What single piece of advice would you offer to entrepreneurs who are seeking funding for an early-stage medtech company?

DeGheest: You need to be a missionary, not a mercenary. You need to have the passion to go for the journey.

May: There has not been a better time to be in the biotechnology or medical device industry since the early 1980s. This is a great time to be in the business. The needs are there, the business dynamics are there. Don't mess around with incremental improvements to existing products. Go for products that change the nature of medicine—but don't try to change the practice of medicine too much.

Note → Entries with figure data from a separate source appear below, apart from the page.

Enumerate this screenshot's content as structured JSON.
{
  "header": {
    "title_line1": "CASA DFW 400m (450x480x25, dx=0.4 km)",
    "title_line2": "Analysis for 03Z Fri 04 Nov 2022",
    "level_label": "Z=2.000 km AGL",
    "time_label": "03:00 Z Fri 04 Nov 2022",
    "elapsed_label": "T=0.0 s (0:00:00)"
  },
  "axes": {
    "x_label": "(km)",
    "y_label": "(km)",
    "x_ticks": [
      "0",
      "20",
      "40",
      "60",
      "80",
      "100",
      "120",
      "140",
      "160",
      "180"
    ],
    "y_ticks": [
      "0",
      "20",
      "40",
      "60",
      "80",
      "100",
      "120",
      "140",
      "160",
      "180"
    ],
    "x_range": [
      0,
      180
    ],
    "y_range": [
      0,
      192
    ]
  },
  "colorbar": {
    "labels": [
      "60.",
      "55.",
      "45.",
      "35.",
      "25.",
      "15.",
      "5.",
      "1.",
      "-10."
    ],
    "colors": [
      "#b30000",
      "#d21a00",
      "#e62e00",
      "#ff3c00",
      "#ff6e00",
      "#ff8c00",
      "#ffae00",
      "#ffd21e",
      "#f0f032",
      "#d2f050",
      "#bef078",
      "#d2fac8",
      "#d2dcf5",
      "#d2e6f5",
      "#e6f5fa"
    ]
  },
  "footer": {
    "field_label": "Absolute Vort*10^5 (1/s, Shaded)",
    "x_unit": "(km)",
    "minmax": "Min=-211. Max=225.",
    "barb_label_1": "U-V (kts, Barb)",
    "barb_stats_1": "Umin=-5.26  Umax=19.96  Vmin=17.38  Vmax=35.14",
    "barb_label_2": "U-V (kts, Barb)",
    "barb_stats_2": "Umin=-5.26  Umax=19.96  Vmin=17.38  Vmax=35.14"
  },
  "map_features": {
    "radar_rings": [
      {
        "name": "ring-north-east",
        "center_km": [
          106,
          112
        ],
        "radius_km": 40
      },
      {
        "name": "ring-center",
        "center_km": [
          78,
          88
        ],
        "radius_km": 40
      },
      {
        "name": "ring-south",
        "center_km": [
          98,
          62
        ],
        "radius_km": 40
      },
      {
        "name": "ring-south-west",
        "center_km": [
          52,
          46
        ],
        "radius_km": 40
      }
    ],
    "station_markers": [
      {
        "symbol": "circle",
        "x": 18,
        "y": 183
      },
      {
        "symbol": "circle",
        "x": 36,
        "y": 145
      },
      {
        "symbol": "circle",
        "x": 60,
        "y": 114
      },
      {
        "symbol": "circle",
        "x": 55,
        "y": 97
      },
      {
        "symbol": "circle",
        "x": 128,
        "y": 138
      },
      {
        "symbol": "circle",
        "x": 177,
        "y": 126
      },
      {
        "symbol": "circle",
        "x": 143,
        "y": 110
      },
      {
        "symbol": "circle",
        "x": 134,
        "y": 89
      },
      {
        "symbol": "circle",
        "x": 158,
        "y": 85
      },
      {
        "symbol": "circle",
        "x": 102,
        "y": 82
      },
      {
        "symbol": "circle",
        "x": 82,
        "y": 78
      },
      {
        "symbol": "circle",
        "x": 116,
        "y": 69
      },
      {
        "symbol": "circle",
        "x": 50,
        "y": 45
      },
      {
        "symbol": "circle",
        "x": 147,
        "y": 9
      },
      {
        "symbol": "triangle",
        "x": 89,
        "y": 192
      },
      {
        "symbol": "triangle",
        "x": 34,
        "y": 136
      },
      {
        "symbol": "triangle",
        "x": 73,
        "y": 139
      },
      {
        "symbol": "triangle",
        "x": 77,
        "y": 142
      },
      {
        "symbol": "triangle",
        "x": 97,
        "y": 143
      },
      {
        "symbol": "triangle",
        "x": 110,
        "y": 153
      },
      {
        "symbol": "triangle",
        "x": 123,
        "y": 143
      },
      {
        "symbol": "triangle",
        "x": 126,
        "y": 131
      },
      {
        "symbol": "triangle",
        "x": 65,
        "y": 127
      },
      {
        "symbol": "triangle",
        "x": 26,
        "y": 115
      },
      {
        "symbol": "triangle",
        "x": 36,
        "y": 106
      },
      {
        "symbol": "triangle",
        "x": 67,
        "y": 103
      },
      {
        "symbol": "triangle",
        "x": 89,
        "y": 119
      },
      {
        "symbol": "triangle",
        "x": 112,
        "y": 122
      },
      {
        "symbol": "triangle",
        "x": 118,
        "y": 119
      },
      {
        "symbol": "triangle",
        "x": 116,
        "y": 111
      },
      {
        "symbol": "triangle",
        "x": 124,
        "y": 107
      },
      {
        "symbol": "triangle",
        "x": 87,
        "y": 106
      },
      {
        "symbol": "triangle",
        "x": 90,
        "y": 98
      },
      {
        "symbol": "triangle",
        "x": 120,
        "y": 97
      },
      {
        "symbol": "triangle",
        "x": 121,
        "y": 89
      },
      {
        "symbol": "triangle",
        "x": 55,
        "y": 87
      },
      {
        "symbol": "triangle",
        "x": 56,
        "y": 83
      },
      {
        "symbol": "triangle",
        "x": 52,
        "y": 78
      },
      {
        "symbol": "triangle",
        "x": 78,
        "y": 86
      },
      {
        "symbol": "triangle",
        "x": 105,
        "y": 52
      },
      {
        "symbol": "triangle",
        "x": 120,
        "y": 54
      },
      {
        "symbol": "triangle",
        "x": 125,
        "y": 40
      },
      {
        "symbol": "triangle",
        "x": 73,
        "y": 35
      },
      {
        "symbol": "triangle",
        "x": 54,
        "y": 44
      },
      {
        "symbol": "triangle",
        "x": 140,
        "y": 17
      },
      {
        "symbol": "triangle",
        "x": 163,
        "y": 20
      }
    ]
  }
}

Change the cost structure and benefit patients, and you will do very well in this business.

Shah: My one piece of advice is to build an advisory network early that is going to be able to help guide you through the multiple facets of bringing a product to market, getting a company financed, and ultimately getting clinical acceptance.

Enstrom: Spend the time needed to create a thorough business plan. Make sure you understand your company's value proposition and are able to articulate it succinctly.

Watkins: Despite hundreds of years of effort, the medical industry is still left with huge unmet clinical needs. And we have a technology vocabulary the likes of which we have never seen in the history of mankind. If we cannot come up with great solutions out of this situation, then shame on us.

I encourage entrepreneurs to remember that when they look at broad trends, they are looking at averages. The important factor to consider is the quality of their own deal. They shouldn't give up because the average tells them that it is harder to get early-stage capital than it used to be. They should recognize that there is capital available for those ideas that are worth the effort. They need to have the patience to deliver on the promise of their ideas.